Présidentielles : la peur au ventre,

à droite comme à gauche, c'est elle qui va déterminer le choix des électeurs.

Un certain nombre d'électeurs qui se classent comme étant de droite ont peur. Peur de Ségolène. Pas seulement parce qu'elle est socialiste mais aussi et surtout parce qu'elle leur apparaît comme étant rigide, froide, presque désincarnée. Ils ont peur de la façon dont elle emploie le Je, de l'arrogance qui se manifeste parfois dans ses discours et ses apartés, de la façon dont elle traite ses amis, de la façon dont elle ne connaît pas Besson, ignore Jospin et boude les éléphants du PS. Ils ont peur aussi que son opération de séduction vers Bayrou ne porte ses fruits…

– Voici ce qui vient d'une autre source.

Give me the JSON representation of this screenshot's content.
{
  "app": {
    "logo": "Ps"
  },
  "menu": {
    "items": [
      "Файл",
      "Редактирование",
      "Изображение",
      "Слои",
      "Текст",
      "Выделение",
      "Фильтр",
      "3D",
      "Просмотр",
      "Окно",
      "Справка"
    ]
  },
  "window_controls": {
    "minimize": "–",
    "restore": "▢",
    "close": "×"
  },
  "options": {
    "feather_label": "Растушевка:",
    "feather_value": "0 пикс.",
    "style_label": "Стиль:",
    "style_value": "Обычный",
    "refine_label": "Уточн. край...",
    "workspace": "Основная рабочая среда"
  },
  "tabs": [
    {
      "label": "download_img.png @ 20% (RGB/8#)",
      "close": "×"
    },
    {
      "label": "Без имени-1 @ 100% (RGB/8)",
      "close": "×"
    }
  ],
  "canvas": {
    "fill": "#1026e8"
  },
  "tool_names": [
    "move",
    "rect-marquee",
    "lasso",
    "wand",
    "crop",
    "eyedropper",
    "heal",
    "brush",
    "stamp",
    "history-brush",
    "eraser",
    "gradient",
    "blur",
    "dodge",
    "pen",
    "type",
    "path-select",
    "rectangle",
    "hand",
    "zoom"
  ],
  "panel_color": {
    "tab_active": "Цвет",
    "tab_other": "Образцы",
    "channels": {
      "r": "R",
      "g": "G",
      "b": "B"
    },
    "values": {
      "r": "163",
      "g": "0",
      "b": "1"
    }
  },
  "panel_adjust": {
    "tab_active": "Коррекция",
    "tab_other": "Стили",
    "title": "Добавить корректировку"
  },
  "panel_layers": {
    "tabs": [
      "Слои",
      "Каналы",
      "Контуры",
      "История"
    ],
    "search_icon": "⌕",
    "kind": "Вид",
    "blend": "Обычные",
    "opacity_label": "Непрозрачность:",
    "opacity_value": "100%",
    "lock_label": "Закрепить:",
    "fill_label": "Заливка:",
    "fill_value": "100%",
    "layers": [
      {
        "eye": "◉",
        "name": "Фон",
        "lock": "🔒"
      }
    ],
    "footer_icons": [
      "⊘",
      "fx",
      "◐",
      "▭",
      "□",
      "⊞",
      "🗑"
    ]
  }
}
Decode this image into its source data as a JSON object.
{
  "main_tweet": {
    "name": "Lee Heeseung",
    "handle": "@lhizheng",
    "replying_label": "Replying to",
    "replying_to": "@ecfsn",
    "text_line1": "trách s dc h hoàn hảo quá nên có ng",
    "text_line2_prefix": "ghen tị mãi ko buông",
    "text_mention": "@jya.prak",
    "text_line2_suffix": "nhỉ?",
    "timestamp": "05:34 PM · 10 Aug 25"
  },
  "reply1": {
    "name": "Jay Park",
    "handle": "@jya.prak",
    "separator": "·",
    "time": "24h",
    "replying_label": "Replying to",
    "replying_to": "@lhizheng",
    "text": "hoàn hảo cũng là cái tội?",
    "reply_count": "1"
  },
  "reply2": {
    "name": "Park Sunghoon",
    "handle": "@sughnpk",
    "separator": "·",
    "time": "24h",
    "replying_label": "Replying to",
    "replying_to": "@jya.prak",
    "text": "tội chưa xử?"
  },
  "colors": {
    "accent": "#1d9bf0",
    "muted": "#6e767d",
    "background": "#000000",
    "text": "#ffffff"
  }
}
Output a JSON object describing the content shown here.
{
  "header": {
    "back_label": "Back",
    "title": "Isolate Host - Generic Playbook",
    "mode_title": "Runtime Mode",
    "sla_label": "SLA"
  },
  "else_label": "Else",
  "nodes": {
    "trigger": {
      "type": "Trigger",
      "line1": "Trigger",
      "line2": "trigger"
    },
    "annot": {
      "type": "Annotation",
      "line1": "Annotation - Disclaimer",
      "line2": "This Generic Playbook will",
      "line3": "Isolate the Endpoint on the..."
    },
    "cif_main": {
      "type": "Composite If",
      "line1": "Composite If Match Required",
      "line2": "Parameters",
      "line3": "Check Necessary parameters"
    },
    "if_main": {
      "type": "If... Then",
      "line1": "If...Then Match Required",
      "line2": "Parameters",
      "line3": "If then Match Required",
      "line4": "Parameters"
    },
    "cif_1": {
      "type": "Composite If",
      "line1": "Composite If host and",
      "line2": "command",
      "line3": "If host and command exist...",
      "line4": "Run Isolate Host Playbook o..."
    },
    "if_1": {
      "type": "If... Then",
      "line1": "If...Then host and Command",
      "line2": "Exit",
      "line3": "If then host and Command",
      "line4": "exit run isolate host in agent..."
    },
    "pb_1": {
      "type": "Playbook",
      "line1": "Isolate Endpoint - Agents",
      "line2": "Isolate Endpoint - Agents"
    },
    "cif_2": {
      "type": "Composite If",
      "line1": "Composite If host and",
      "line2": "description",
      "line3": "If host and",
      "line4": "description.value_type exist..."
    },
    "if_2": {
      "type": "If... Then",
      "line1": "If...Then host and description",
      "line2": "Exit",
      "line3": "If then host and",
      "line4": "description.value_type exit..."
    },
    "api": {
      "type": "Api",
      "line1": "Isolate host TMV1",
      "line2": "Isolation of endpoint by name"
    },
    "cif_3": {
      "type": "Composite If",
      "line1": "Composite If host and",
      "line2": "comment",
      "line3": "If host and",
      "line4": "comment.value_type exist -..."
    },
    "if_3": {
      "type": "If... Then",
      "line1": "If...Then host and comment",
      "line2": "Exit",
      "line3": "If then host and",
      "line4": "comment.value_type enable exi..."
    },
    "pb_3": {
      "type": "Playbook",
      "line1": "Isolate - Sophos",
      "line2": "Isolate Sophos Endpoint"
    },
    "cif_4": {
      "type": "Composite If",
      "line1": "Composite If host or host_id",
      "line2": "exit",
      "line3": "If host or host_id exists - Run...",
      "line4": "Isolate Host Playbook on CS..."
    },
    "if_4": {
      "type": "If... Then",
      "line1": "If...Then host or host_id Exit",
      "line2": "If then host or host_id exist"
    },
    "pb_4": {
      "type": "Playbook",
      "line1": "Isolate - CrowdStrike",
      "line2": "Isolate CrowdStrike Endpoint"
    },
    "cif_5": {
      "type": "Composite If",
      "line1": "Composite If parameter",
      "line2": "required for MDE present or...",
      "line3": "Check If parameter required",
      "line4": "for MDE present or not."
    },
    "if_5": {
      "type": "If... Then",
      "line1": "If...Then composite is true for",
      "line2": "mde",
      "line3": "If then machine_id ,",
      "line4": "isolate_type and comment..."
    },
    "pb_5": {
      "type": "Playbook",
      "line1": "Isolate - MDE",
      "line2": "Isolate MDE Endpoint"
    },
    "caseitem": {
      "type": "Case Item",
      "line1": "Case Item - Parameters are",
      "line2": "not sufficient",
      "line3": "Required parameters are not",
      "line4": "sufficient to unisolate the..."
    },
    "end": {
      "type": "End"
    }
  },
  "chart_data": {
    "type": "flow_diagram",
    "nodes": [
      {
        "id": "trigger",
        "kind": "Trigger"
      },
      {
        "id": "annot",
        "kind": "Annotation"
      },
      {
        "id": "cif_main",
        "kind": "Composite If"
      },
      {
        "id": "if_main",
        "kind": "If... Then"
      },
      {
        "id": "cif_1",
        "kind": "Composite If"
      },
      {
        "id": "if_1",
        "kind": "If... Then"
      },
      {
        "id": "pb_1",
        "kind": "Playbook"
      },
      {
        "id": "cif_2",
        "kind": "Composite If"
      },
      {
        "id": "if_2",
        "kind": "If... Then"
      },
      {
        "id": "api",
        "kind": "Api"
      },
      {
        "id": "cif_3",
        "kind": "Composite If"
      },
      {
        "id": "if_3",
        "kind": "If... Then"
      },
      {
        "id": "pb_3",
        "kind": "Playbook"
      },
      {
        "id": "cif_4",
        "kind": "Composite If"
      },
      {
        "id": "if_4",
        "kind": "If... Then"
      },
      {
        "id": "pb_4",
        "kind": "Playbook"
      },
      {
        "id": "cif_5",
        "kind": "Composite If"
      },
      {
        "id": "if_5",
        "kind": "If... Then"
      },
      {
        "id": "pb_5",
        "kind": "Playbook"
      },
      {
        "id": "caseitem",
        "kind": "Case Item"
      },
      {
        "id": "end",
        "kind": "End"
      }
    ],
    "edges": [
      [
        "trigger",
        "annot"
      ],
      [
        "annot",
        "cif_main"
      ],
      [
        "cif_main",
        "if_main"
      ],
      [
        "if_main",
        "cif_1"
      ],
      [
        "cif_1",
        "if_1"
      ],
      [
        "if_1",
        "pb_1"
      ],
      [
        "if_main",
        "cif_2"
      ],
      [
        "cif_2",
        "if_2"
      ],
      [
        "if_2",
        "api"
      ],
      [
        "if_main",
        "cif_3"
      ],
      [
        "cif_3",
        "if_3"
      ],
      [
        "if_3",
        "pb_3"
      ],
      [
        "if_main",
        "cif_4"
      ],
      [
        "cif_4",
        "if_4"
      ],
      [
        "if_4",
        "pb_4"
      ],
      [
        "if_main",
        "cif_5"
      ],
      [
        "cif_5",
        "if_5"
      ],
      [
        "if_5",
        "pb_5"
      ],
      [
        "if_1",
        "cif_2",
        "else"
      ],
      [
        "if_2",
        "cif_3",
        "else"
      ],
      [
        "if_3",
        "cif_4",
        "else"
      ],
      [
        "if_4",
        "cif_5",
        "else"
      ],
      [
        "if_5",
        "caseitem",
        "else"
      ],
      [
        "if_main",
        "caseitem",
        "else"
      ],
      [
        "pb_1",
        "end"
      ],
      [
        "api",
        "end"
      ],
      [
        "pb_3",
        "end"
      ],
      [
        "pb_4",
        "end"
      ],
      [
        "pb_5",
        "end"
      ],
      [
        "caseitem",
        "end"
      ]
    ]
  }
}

De l'autre côté, les électeurs dont la sensibilité est de gauche ont peur de Sarkozy. De la brutalité de son expression, de son"canailles", de son Karcher… ils ont peur d'une République autoritaire, ils ont peur d'eux-mêmes et de leur réaction si celui qu'il considère comme réactionnaire était élu. Ils ont peur de devoir descendre dans la rue pour se faire écouter, ils ont peur des grèves qu'ils devraient initier et subir.

Et les centristes, à part de leur ombre, de qui ont-ils donc peur ? Et bien, leur problématique n'a pas varié d'un pouce. Car il y a les centristes, tendance droite – les ¾ des élus de l'UDF voteraient Sarko – et les centristes, tendance gauche qui souvent se décident au dernier moment en faveur de candidats socialistes, tendance mitterrandiste, voire tendance gauche caviar, bien au chaud à surveiller les cours de la Bourse…

Chaque parti joue sur cette peur de l'autre, la façonne, l'entretien. C'est à qui fera naître le plus la peur : je te tiens par la barbichette… Chacun se confine ainsi dans la crainte, au risque de devenir paranoïaque. A ce jeu là le PS a marqué quelques points et a réussi à "diaboliser" Sarko comme il avait réussi à le faire pour Jean-Marie. Ségolène profite aussi du fait qu'elle est une femme. Ce ne serait pas politiquement correct de l'attaquer avec trop de dureté et de ne pas lui manifester tout l'égard dû à son sexe…

Pourtant ne dit-on pas dans le langage commun que la peur est mauvaise conseillère ? Le Cardinal de Retz, plus explicite, affirmait que, de toutes les passions, la peur est celle qui affaiblit le plus le jugement. Pas vraiment l'idéal pour prendre le jour venu la bonne décision…

Ce qui me fait peur, ce n'est pas Nicolas, ce n'est pas Ségolène, c'est la peur qu'ils instillent.